マスコミ嫌いは有名で謎に包まれたこのベン・ホーガンの歴史をここまで描いている本はなかなかないと思われます。

この本に書いてあるベン・ホーガンのゴルフ人生の中で幾度となく立ちはだかる壁!
その壁を3つの項目で紹介してみましょう。

その1つ目は、父親のピストル自殺があります。
小作人として南部の白人奴隷として穀物や野菜を栽培していた父チェスター・ホーガンはテキサスに移り住み、かじ屋を開業します。
そこで、生まれたベン・ホーガンは父の自殺により、新聞配達、そしてゴルフ場のキャディーとなり、生計を立てるべく懸命に生きていきます。そこで、戦前最強のゴルファーにしてホーガンの宿命のライバル、バイロン・ネルソンと出会うのです。

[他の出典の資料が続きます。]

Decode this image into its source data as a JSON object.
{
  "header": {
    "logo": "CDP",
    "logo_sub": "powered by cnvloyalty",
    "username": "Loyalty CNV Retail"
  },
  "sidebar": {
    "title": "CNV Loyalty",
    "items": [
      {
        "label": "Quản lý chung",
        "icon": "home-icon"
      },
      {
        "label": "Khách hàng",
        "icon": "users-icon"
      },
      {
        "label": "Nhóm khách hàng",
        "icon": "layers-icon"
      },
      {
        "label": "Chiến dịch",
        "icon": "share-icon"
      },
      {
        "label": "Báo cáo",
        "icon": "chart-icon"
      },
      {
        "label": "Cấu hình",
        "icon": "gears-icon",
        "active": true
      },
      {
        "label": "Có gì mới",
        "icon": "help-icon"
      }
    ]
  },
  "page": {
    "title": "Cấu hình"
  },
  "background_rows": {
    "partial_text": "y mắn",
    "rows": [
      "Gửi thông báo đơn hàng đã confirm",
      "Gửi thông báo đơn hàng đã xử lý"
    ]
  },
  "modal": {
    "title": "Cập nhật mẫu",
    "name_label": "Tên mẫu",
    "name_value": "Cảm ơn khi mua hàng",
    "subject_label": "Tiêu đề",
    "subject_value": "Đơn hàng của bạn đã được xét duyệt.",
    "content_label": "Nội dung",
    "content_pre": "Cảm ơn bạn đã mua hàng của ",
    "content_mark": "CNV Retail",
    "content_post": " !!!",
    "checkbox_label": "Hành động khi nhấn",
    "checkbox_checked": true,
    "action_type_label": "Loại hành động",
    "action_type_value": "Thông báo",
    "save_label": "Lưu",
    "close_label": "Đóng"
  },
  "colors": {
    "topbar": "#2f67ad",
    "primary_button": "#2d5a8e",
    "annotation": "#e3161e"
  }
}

そして2つ目のカベというのが、そのネルソンとなります。
少年時代、ともにキャディーとしてネルソンと切磋琢磨をしてゴルフの腕を磨きます。
プロゴルファーになり、全米オープンなどネルソンとの死闘で数々の敗北を経験します。このホーガンの下積み時代が、のちの伝説のプレーを生み出すのです。

そして最後の3つ目のカベが、生死をさまよる交通事故があります。
戦中、ホーガンは陸軍航空隊に編入される。
そして戦後、復帰してからの快進撃です。
ホーガン時代の到来です。約3年半で優勝37回を上げるのです。
しかし、ホーガンは1949年の2月2日、奇しくも亡き父チェスター・ホーガンの64回目の誕生日、そして父が自殺した37歳にあと6カ月後に迎えるその日に、10トンバスと衝突!
隣に座っていた、バレリー夫人をかばうようにハンドルを離し体を倒します!!
ホーガンの左鎖骨は砕かれ、骨盤や肋骨も折れ、左足全体がズタズタになりました。

再起不能と思われたホーガンは、奇跡の復活を遂げます。
体の事を考え、そのあとのゴルフトーナメントのエントリーを一ケタに絞り、メジャーに絞ります。

そして、1953年、マスターズ、全米オープン、そしてあの有名なカ―ヌスティーでの全英オープンとメジャー3連勝という偉業を成し遂げます。
4か月間にわたってホーガンが成し遂げた事はたしかに眼を見張るものがありました。6つのトーナメントに出場し、そのうち優勝が5回を数えました。それもメジャーのタイトルが3つというから、まさに文句のつけようのない偉業を達成したのです。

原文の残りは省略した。